Normativa
Nel realizzare un sito per il commercio elettronico, o e-commerce,
si devono rispettare specifici vincoli giuridici. La Comunità
Europea ha emanato varie direttive in materia, la principale è la
direttiva 2000/31/CE che fissa i principi generali, attuata in
Italia dal decreto legislativo 9 aprile 2003 n. 70. Tale decreto
stabilisce il principio che chi intende svolgere attività di
commercio elettronico, o più genericamente intenda prestare servizi
nella società dell’informazione, ha libero accesso a tale settore
senza necessità di un’autorizzazione preventiva, fatti salvi i casi
relativi a settori speciali (ad esempio i servizi postali), regolati
diversamente.

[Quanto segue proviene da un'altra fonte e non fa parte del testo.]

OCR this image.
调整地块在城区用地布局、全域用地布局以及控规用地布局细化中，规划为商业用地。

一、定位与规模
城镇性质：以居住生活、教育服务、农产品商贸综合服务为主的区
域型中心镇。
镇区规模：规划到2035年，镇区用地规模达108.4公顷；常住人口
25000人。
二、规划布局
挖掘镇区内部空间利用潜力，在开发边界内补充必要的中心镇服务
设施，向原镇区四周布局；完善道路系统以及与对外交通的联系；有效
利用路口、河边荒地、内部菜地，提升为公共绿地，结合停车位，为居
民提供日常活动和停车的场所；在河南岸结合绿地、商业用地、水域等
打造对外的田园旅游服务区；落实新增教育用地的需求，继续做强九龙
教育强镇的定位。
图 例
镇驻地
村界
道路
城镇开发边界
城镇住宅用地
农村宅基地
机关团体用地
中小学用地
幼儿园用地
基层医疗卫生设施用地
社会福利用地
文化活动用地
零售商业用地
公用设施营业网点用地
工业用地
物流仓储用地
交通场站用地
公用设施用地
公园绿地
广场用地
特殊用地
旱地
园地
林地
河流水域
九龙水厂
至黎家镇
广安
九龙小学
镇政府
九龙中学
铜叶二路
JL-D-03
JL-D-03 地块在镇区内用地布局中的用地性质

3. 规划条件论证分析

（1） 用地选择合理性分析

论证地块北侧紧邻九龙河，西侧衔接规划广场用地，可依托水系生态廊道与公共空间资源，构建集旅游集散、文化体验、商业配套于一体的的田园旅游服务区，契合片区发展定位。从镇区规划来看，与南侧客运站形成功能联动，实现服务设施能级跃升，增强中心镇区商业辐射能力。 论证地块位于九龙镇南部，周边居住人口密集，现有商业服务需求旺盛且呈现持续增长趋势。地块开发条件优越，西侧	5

Per cui il controllo dei servizi nella società
dell’informazione deve essere effettuato all’origine dell’attività,
cosicché un prestatore di servizi che opera stabilmente nel
territorio italiano sarà assoggettato alle norme e alle sole
incombenza amministrative imposte dallo Stato italiano.

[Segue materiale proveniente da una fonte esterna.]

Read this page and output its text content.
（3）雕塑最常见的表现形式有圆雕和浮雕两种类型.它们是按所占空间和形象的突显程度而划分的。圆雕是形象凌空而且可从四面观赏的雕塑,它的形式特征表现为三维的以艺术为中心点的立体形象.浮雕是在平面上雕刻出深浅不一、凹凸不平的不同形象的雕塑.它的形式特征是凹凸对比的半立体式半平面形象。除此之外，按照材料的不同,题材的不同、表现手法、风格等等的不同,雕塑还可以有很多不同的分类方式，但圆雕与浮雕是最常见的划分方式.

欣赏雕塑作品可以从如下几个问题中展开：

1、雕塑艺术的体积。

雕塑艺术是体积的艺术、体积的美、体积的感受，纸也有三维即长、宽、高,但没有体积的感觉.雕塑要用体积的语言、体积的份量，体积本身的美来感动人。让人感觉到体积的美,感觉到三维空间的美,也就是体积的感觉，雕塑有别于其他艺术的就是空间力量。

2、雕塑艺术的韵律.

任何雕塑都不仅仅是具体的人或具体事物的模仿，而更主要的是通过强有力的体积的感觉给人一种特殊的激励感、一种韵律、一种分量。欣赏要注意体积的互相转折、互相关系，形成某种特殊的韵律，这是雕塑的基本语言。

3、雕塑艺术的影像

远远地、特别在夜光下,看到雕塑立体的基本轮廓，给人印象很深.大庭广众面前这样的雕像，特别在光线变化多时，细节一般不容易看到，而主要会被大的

Altre norme in materia sono poste dal decreto legislativo 1 marzo
1998, n. 114 (decreto Bersani), recante la riforma della disciplina
del commercio, il quale all’articolo 18 prevede la “vendita per
corrispondenza, televisione o altri sistemi di comunicazione”, così
comprendendo tutte le ipotesi di vendita al dettaglio attraverso un
sito internet o, in generale, le vendite a distanza.
Poi abbiamo il decreto legislativo 185 del 22 maggio 1999 che
riguarda la protezione dei consumatori nelle vendite a distanza.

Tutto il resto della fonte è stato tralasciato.